Most library editions are compatible with the Sony Reader, computers and a handful of other mobile devices.

Most digital books in libraries are treated like printed ones: only one borrower can check out an e-book at a time, and for popular titles, patrons must wait in line just as they do for physical books. After two to three weeks, the e-book automatically expires from a reader’s account.

But some publishers worry that the convenience of borrowing books electronically could ultimately cut into sales of print editions.

“I don’t have to get in my car, go to the library, look at the book, check it out,” said John Sargent, chief executive of Macmillan, which publishes authors like Janet Evanovich, Augusten Burroughs and Jeffrey Eugenides.

“Instead, I’m sitting in the comfort of my living room and can say, ‘Oh, that looks interesting’ and download it.”

As digital collections grow, Sargent said he feared a world in which “pretty soon you’re not paying for anything.” Partly because of such concerns, Macmillan does not allow its e-books to be offered in public libraries.

Simon & Schuster, whose authors include Stephen King and Bob Woodward, has also refrained from distributing its e-books to public libraries. “We have not found a business model that works for us and our authors,” said Adam Rothberg, a spokesman.

"The purchasing model for e-books should be different than it is for print"

For now, the advent of e-book borrowing has not threatened physical libraries by siphoning away visitors because the recession has driven so many new users seeking free resources through library doors. And in some cases, few library patrons seem to know that e-book collections even exist.

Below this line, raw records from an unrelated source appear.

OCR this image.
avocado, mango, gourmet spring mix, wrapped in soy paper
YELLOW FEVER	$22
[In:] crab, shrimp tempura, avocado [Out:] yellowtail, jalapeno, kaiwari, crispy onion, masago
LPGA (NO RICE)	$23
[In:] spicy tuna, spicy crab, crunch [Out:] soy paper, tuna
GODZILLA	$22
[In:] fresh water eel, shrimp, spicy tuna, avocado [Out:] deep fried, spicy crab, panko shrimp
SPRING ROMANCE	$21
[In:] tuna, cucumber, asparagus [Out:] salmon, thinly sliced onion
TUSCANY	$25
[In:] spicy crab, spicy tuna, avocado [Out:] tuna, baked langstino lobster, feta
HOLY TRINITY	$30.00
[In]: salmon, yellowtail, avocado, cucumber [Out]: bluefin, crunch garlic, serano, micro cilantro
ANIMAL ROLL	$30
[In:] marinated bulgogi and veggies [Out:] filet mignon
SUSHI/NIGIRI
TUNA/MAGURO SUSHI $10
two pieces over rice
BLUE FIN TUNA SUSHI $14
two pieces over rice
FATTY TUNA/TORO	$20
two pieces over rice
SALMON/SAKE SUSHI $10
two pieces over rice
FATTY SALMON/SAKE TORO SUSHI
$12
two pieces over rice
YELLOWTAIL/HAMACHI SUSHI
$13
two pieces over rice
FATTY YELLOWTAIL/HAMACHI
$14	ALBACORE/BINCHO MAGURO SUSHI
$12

In the Brooklyn Public Library system recently, eight people were waiting for three digital copies of The Lost Symbol, Dan Brown’s follow-up to The Da Vinci Code, while 715 people were waiting for 526 print copies.

Some librarians suggest that because digital books never wear out, take up no shelf space and could, in theory, be read by multiple people at the same time, the purchasing model for e-books should be different than it is for print.